Other famous quotes comes to mind that politicians seldom use when whitewashing Dr. King’s legacy.
Shortly before his assassination, and after securing voting and housing rights for Black Americans, Dr. King began to speak more about what he called the evils of capitalism, materialism and militarism.
He explicitly condemned capitalism as “exploitation” of Black enslaved people and the poor, and he advocated for a “radical redistribution of political and economic power.”
“And when White Americans tell the Negro to lift himself by his own bootstrap, they don’t look over the legacy of slavery and segregation,” Dr. King said.
“Now, I believe we ought to do all we can and seek to lift ourselves by our own bootstraps. But it’s a cruel jest to say to a bootless man that he ought to lift himself by his own bootstraps. And many Negroes by the thousands and millions have been left bootless as a result of all of these years of oppression and as a result of a society that deliberately made his color a stigma and something worthless and degrading.”
House Speaker Mike Johnson has history of ignoring facts
In his revisionist response to the idea of reparations, House Speaker Mike Johnson, when he was just a representative in 2019, urged Black Americans to pull themselves up by their bootstraps.
“Frederick Douglass, Booker T. Washington, W.E.B. DuBois, and many others. All of them were saying, in their different ways, that African-Americans were not powerless to better their lives until America owned up to its historical sins and offered them a generous financial settlement. The point is as important today as ever,” Rep. Johnson said.
Unsurprisingly, he insinuated that White Americans had already pulled themselves up without government aid and compared reparations to a government handout that weakens Black people’s independence.
Dr. King: “Coming to get our check”
Why is it that White Americans opposed to reparations always seem to willfully ignore the government handouts that built this country?
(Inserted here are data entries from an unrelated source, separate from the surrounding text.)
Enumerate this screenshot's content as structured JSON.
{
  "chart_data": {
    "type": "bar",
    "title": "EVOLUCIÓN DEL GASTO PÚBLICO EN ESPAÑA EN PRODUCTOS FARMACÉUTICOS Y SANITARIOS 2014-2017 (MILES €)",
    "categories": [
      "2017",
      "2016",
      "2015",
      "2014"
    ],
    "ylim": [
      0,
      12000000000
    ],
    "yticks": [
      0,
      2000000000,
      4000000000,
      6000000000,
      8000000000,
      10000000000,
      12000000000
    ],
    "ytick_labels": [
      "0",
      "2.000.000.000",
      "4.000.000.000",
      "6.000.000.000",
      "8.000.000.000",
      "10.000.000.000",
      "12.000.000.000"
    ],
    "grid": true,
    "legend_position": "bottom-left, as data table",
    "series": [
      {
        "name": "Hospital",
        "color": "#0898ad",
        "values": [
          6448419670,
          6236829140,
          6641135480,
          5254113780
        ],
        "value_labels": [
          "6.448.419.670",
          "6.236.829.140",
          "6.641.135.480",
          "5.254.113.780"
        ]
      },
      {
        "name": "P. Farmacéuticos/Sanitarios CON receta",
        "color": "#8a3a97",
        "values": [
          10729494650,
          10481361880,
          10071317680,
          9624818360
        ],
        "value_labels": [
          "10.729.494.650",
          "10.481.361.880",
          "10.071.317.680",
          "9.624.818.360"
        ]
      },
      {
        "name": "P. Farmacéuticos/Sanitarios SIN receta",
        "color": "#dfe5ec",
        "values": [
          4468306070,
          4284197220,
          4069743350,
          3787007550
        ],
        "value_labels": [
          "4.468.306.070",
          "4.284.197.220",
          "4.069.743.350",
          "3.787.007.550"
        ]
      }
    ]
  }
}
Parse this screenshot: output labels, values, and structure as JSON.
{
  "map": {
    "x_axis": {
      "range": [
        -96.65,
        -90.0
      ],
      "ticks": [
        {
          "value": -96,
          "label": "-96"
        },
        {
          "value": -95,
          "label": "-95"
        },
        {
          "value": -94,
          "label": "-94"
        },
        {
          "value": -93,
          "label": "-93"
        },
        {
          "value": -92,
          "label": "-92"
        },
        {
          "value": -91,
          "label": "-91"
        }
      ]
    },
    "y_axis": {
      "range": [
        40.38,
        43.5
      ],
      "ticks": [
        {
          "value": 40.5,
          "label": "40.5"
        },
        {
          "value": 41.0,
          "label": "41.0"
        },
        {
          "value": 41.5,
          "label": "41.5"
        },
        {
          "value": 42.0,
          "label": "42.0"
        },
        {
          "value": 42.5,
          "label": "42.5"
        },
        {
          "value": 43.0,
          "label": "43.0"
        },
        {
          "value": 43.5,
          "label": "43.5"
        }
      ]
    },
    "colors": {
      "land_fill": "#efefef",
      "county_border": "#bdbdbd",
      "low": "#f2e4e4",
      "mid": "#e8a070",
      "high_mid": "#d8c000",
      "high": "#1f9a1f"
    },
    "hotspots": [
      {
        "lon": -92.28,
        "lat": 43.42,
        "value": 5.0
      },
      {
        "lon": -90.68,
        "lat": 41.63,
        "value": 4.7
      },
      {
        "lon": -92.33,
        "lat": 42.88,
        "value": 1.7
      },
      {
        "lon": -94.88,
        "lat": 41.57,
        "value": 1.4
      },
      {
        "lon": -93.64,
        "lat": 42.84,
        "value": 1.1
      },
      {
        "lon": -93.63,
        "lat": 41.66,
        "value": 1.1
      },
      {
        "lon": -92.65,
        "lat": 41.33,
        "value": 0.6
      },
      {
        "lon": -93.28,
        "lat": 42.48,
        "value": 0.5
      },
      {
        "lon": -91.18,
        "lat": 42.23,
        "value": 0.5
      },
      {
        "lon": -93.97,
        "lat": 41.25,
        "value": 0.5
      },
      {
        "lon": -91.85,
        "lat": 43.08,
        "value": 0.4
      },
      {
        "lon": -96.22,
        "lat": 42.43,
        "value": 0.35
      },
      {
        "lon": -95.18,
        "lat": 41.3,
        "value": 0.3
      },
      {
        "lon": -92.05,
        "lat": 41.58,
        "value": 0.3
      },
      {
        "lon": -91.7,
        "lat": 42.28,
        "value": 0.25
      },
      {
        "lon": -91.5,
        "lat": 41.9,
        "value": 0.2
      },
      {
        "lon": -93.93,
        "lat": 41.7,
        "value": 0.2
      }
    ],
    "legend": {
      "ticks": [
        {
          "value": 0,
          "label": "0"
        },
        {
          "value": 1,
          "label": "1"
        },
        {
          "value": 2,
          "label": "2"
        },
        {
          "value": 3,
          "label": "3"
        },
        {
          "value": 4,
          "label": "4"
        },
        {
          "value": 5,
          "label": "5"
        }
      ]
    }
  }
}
Slavery itself was a government handout, allowing human beings to buy, sell and trade other human beings for profit.
Enslavers who were forced to remove the shackles of bondage after the Civil War were compensated by the U.S. government.
White settlers who traveled from the South to Indian Territory (Oklahoma) were granted the freedom to claim land for themselves in an effort to populate the plains. That was a government handout, too.
Despite the misrepresentation of facts from politicians like House Speaker Mike Johnson, who likely would’ve opposed him during his lifetime, Dr. King made his stance on reparations crystal clear.
“They are the very people telling the Black man that he ought to lift himself by his own bootstraps. This is what we are faced with, and this is the reality,” Dr. King said.
“Now, when we come to Washington in this campaign, we’re coming to get our check.”
Ultimately, it’s unclear whether Rep. Johnson’s views have changed when it comes to reparations. But if they’re any indicator of his current beliefs, Americans can expect more gaslighting and denials of truth from the 56th United States House Speaker.